Civil Law,  Legally Yours

Garcia-Quiazon v. Belen

Garcia-Quiazon v. Belen

Amelia Garcia-Quiazon, Jenneth Quiazon and Maria Jennifer Quiazon v. Ma. Lourdes Belen, for and in behalf of Maria Lourdes Elise Quiazon
G.R. No. 189121, July 31, 2013
Perez, J.

FACTS:

Eliseo died intestate on 12 December 1992. On 12 September 1994, Maria Lourdes Elise Quiazon (Elise), represented by her mother, Ma. Lourdes Belen (Lourdes), filed a Petition for Letters of Administration before the Regional Trial Court (RTC) of Las Piñas City.

In her Petition, Elise claims that she is the natural child of Eliseo having been conceived and born at the time when her parents were both capacitated to marry each other. Insisting on the legal capacity of Eliseo and Lourdes to marry, Elise impugned the validity of Eliseo’s marriage to Amelia by claiming that it was bigamous for having been contracted during the subsistence of the latter’s marriage with one Filipito Sandico (Filipito).

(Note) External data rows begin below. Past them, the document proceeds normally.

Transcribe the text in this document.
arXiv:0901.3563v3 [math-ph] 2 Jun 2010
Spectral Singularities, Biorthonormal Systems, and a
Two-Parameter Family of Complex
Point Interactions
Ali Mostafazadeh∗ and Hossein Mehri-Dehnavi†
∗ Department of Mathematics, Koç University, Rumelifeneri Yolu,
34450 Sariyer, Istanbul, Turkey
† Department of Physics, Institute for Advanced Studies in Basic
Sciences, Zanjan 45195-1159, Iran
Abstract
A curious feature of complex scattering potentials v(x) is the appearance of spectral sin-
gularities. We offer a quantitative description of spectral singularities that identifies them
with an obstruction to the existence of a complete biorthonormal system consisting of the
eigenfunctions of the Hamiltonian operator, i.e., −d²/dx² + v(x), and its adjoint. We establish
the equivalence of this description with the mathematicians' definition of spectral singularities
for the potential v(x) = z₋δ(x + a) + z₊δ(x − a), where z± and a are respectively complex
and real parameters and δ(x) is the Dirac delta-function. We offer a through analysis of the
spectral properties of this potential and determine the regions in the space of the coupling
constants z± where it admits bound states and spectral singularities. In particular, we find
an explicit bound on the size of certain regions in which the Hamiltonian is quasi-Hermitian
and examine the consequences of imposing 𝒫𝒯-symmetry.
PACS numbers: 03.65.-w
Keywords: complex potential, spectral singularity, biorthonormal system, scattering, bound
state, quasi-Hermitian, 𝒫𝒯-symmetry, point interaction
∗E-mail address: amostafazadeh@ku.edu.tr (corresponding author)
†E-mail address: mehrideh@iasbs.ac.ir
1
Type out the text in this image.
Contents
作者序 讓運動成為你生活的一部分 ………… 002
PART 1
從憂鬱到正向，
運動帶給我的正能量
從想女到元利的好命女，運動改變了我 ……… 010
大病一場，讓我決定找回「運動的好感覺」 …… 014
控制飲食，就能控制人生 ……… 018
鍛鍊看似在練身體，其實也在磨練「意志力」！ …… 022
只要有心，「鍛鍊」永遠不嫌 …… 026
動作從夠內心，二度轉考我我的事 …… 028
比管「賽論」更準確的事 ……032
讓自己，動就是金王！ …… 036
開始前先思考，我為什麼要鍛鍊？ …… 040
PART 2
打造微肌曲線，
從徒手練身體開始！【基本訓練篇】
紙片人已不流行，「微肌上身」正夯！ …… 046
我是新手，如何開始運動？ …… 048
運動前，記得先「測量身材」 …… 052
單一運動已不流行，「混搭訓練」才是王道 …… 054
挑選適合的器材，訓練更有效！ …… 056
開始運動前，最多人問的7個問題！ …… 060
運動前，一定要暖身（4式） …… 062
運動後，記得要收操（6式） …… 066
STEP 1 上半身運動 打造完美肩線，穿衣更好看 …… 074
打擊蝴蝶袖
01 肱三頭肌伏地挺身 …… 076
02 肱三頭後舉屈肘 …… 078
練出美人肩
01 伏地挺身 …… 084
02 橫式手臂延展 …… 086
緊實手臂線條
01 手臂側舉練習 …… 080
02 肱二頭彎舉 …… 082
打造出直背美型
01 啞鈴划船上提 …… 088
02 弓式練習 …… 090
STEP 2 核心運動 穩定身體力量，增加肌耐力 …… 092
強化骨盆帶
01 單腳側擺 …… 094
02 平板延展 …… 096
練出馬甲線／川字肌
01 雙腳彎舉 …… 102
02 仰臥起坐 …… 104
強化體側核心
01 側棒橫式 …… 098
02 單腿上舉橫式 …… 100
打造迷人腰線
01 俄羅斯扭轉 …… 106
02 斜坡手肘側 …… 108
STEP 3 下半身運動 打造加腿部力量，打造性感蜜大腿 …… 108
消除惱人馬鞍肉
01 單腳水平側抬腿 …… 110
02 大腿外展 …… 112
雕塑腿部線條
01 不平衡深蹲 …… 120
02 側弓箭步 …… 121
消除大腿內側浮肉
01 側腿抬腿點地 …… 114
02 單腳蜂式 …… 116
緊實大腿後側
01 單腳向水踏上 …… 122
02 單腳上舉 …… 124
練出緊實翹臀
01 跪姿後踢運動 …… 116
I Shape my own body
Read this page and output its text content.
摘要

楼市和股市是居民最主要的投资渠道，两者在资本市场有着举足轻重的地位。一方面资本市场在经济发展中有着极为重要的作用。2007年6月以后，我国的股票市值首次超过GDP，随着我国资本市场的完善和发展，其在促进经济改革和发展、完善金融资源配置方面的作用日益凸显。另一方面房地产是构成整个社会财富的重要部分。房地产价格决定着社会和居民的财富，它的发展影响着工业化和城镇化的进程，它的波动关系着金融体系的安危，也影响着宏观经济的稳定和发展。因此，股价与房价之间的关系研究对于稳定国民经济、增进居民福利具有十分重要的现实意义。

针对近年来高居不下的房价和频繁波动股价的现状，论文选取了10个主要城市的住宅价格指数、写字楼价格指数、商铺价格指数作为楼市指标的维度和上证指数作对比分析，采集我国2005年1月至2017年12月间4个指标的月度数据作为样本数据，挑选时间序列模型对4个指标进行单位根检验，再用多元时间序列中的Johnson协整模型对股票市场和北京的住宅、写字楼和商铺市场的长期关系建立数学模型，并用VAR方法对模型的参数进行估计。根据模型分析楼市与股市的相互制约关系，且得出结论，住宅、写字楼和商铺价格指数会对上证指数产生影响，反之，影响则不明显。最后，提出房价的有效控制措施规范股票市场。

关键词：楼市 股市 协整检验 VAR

To prove her filiation to the decedent, Elise, among others, attached to the Petition for Letters of Administration her Certificate of Live Birth signed by Eliseo as her father. In the same petition, it was alleged that Eliseo left real properties worth ₱2,040,000.00 and personal properties worth ₱2,100,000.00. In order to preserve the estate of Eliseo and to prevent the dissipation of its value, Elise sought her appointment as administratrix of her late father’s estate.

ISSUE:

Did the Court err in declaring the marriage of Amelia to Eliseo void?

HELD:

No. The existence of a previous marriage between Amelia and Filipito was sufficiently established by no less than the Certificate of Marriage issued by the Diocese of Tarlac and signed by the officiating priest of the Parish of San Nicolas de Tolentino in Capas, Tarlac. The said marriage certificate is a competent evidence of marriage and the certification from the National Archive that no information relative to the said marriage exists does not diminish the probative value of the entries therein.

in a void marriage, no marriage has taken place and it cannot be the source of rights, such that any interested party may attack the marriage directly or collaterally without prescription, which may be filed even beyond the lifetime of the parties to the marriage. Relevant to the foregoing, there is no doubt that Elise, whose successional rights would be prejudiced by her father’s marriage to Amelia, may impugn the existence of such marriage even after the death of her father. The said marriage may be questioned directly by filing an action attacking the validity thereof, or collaterally by raising it as an issue in a proceeding for the settlement of the estate of the deceased spouse, such as in the case at bar. Ineluctably, Elise, as a compulsory heir, has a cause of action for the declaration of the absolute nullity of the void marriage of Eliseo and Amelia, and the death of either party to the said marriage does not extinguish such cause of action.